Konya 2. Ağır Ceza Mahkemesinde görülmeye başlanan davada, 2'si tutuklu 74 sanık yargılanıyor. Sanıklara, "FETÖ/PDY'ye üye olmak" ve "soruşturmanın, özel hayatın ve haberleşmenin gizliliğini ihlal etmek, gizlemek veya değiştirmek" gibi suçlamalar yöneltiliyor.

Soruşturma kapsamında 19 ilde düzenlenen operasyonların gözaltı gerekçesinde sanıkların, Konya Emniyet Müdürlüğü Kaçakçılık ve Organize Suçlarla Mücadele Şubesinin 2008'deki operasyonunda, Konya merkezli Okyanus Şirketler Grubu Başkanı Nusret Argun ve 233 kişiye asılsız delillerle işlem uyguladıkları iddiası yer alıyor.

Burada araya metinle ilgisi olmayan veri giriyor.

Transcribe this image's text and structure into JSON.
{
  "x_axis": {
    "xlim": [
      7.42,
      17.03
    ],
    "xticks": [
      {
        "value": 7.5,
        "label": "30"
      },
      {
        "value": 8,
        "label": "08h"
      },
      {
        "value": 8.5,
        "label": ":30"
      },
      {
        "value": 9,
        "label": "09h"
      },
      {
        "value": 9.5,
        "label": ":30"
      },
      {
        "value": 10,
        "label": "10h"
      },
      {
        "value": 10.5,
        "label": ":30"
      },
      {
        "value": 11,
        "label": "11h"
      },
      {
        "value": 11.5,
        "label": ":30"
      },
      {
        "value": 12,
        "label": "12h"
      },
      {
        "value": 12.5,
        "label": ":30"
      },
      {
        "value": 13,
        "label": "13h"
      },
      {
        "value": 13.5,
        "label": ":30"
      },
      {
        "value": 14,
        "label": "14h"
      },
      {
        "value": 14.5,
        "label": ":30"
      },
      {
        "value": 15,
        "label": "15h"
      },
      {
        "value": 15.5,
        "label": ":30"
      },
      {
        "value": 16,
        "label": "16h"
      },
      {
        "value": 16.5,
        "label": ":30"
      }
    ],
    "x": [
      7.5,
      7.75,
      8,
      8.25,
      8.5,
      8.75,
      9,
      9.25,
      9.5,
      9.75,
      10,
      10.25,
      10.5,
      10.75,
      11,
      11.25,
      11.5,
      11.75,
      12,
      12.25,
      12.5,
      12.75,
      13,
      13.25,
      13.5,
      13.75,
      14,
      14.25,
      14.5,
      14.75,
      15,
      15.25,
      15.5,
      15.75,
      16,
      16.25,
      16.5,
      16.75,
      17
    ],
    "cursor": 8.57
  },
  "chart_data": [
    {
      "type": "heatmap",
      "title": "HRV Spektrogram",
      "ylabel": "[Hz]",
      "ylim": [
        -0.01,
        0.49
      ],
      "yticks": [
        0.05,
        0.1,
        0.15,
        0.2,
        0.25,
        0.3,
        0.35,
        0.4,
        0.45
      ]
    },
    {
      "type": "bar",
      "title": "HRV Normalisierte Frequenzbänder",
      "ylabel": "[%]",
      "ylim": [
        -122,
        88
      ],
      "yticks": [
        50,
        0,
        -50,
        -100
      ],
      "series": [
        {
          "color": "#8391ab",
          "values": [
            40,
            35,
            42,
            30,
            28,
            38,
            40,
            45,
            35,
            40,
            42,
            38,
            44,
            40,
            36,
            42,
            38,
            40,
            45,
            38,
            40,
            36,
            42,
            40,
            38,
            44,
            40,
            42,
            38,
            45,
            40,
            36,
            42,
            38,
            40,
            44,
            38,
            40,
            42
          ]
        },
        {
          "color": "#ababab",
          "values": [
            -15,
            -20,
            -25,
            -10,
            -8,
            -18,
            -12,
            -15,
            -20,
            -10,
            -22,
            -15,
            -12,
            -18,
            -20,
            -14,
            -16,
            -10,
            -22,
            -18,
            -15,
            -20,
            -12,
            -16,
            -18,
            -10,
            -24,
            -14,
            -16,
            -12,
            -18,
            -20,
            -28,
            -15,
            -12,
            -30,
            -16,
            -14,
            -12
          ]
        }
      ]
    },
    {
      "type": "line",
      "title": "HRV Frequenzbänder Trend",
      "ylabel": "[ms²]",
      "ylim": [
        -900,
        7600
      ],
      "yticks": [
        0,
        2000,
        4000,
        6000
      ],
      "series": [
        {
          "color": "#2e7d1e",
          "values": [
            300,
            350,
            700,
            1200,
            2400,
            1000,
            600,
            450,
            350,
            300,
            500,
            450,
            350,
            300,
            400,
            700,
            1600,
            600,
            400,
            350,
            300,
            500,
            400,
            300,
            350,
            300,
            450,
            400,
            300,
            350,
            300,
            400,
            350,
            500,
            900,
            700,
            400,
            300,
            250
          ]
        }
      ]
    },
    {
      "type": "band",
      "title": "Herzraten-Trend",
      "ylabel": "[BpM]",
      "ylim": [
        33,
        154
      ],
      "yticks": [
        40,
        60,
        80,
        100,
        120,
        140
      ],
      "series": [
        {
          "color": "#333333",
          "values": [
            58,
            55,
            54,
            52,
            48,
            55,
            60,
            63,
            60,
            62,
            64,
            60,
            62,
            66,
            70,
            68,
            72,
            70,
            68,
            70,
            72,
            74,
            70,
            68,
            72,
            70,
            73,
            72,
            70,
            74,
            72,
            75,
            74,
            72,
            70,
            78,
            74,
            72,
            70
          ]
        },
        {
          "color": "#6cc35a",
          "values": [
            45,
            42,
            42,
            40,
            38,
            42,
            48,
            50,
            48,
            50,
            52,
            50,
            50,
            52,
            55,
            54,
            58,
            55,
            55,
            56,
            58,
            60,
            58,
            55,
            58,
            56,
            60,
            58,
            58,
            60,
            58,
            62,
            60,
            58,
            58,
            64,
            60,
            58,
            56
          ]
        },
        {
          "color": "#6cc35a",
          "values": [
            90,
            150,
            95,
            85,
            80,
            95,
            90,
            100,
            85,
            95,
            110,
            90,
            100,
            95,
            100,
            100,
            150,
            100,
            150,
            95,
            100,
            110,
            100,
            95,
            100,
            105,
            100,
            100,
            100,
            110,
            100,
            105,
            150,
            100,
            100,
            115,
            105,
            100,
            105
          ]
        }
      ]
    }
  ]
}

O dönemde Okyanus İnşaat'ın yaklaşık 200 dairesine satılmaması için tedbir konulduğu ancak sanıklardan birinin bu dairelerden 2'sini usulsüz şekilde piyasadan daha ucuza satın aldığının ortaya çıktığı kaydediliyor. 

Yine sanıklardan emniyet mensubu olduğu belirtilen kişinin, Konya'daki emlak şirketinin reklamında oynadığı ve karşılığında 2 daire aldığı öne sürülüyor.

Ayrıca iş adamı Argun'un borsada halka arz edilen 75 milyon liralık doğalgaz şirketinin değerinin usulsüz soruşturmalarla düşürüldüğü ve değerinin çok altında, 11 milyon liraya başka iş adamına satıldığı iddia ediliyor.

Asılsız delillerle şirketine operasyon düzenlendiği iddia edilen iş adamı Nusret Argun hakkında yerel mahkemenin verdiği 177 yıl 4 ay 15 günlük hapis cezası kararı, Yargıtay tarafından bozulmuştu.